34. President Nixon had a sweet tooth of his own, by the way. It wasn't uncommon to find him eating a Milky Way for breakfast. You know, that's why he had such a nice body.

35. Andes Mints do not trace their cool, pepperminty roots to the mountains of South America; they were originally made by Andrew Kanelos, who called them Andy's Candies. He reportedly changed the spelling when he discovered that men didn't like to give their wives and girlfriends boxes of candy with another man's name on it.
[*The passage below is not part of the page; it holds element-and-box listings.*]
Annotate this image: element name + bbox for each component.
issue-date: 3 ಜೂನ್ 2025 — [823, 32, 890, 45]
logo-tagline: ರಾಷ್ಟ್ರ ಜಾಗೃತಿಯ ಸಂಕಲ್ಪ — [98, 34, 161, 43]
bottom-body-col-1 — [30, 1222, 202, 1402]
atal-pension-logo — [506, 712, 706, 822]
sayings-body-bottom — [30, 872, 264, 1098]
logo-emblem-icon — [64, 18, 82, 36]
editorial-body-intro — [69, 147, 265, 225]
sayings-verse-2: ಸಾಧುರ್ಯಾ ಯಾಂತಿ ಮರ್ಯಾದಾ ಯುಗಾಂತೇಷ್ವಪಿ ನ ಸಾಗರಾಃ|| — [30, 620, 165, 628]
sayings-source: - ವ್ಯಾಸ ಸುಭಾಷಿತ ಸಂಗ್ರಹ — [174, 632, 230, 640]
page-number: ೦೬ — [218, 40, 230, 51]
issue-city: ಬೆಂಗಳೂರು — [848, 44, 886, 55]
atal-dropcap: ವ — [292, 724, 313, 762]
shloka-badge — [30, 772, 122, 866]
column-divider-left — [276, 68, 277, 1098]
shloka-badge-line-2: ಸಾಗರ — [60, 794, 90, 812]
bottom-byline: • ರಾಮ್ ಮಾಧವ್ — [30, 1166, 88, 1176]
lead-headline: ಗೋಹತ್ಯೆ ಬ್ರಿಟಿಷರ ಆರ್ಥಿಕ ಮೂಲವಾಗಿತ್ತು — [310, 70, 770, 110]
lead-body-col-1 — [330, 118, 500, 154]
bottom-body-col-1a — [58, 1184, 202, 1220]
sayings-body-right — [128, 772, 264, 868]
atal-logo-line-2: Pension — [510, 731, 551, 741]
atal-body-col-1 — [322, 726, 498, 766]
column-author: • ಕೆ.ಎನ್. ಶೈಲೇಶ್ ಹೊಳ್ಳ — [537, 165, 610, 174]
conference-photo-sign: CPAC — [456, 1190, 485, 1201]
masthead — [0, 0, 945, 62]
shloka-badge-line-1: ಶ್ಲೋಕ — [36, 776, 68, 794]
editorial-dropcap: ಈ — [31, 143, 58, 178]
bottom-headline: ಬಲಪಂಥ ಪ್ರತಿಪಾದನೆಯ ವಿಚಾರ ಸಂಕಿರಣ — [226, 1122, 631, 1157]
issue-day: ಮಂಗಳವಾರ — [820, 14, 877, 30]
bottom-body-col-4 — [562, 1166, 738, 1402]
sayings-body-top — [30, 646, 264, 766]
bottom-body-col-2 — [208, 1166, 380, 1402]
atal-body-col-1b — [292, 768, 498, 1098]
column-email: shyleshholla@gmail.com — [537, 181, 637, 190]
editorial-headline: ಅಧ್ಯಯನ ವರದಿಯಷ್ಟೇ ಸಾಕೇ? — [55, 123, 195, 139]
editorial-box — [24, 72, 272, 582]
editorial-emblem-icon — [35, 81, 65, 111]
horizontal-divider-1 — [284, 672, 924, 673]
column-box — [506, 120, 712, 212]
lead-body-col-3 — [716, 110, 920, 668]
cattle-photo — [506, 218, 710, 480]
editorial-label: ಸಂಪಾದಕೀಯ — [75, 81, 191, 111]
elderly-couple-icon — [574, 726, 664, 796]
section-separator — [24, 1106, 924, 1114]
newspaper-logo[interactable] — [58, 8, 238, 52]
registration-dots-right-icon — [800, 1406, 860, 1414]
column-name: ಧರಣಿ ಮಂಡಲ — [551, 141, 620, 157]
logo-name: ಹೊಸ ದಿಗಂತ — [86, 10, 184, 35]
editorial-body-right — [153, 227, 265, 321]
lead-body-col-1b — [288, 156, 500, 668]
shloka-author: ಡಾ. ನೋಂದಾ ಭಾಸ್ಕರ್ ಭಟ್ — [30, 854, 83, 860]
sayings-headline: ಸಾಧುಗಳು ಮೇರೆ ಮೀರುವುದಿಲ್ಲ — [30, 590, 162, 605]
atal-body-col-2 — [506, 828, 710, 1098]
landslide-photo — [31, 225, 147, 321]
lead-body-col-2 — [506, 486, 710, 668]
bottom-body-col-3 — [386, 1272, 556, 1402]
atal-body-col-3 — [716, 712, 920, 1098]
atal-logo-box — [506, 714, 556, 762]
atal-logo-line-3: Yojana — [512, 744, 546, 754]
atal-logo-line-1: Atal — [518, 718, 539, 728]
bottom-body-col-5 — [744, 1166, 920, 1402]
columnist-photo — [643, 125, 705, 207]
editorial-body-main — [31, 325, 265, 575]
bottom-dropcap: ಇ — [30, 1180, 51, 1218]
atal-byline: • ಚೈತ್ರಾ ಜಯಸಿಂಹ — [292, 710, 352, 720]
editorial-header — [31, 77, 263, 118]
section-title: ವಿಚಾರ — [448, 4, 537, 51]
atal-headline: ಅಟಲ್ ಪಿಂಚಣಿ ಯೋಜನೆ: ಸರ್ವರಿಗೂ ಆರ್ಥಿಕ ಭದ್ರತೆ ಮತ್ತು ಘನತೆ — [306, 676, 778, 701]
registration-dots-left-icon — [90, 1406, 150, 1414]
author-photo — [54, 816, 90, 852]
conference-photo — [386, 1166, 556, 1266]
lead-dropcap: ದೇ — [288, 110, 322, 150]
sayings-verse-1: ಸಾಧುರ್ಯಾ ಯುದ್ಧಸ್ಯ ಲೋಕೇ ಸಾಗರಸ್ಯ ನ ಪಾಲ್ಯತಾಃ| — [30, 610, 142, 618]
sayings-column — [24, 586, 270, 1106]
36. In 1953, it took 27 painstaking hours to make a single, sugar-coated Peep; now, 60 years later, they've got it down to 6 minutes per Peep. By the way, I can eat 12 of those in 4 minutes. Most people are Peeps purists, by the way; the best selling color is still yellow. Oh, that is made of plastic, in and by itself. Mark, I'm disappointed in you.

37. While watching a couple of teammates amuse each other trying to spit tobacco juice onto each other's cleats, minor league pitchers Bob Nelson and Jim Bouton decided that a less disgusting chew option was in order. A subsidiary of Wrigley's started producing their invention, Big League Chew, in 1980.

38. And lastly, we come to the Baby Ruth candy bar, which was neither invented by, nor inspired by, any baseball player, and certainly not the baseball player you're thinking about. Or... at least that's what the Curtis candy company would have you believe. Inspired by the success of Curtis' Baby Ruth candy bar, the Babe himself decided to start his own candy company, the George H. Ruth candy company, intended to make something called the Babe Ruth Home Run bar. Worried that the actual Babe Ruth candy would eclipse their own, the people at Curtis sued Ruth to prevent him from using his own name on a candy bar. Their candy wasn't named after Babe Ruth, they said, it was named after President Grover Cleveland's daughter, Ruth, who was a baby! No, she wasn't, she had died 17 years before the Baby Ruth was invented. In case you're wondering if corporations had always had sort of a leg up in American history, Curtis won that lawsuit and successfully prevented Babe Ruth from selling his Babe Ruth Home Run bar. The Babe was, of course, disappointed, and responded by saying, "Well, I ain't eating your damn candy no more."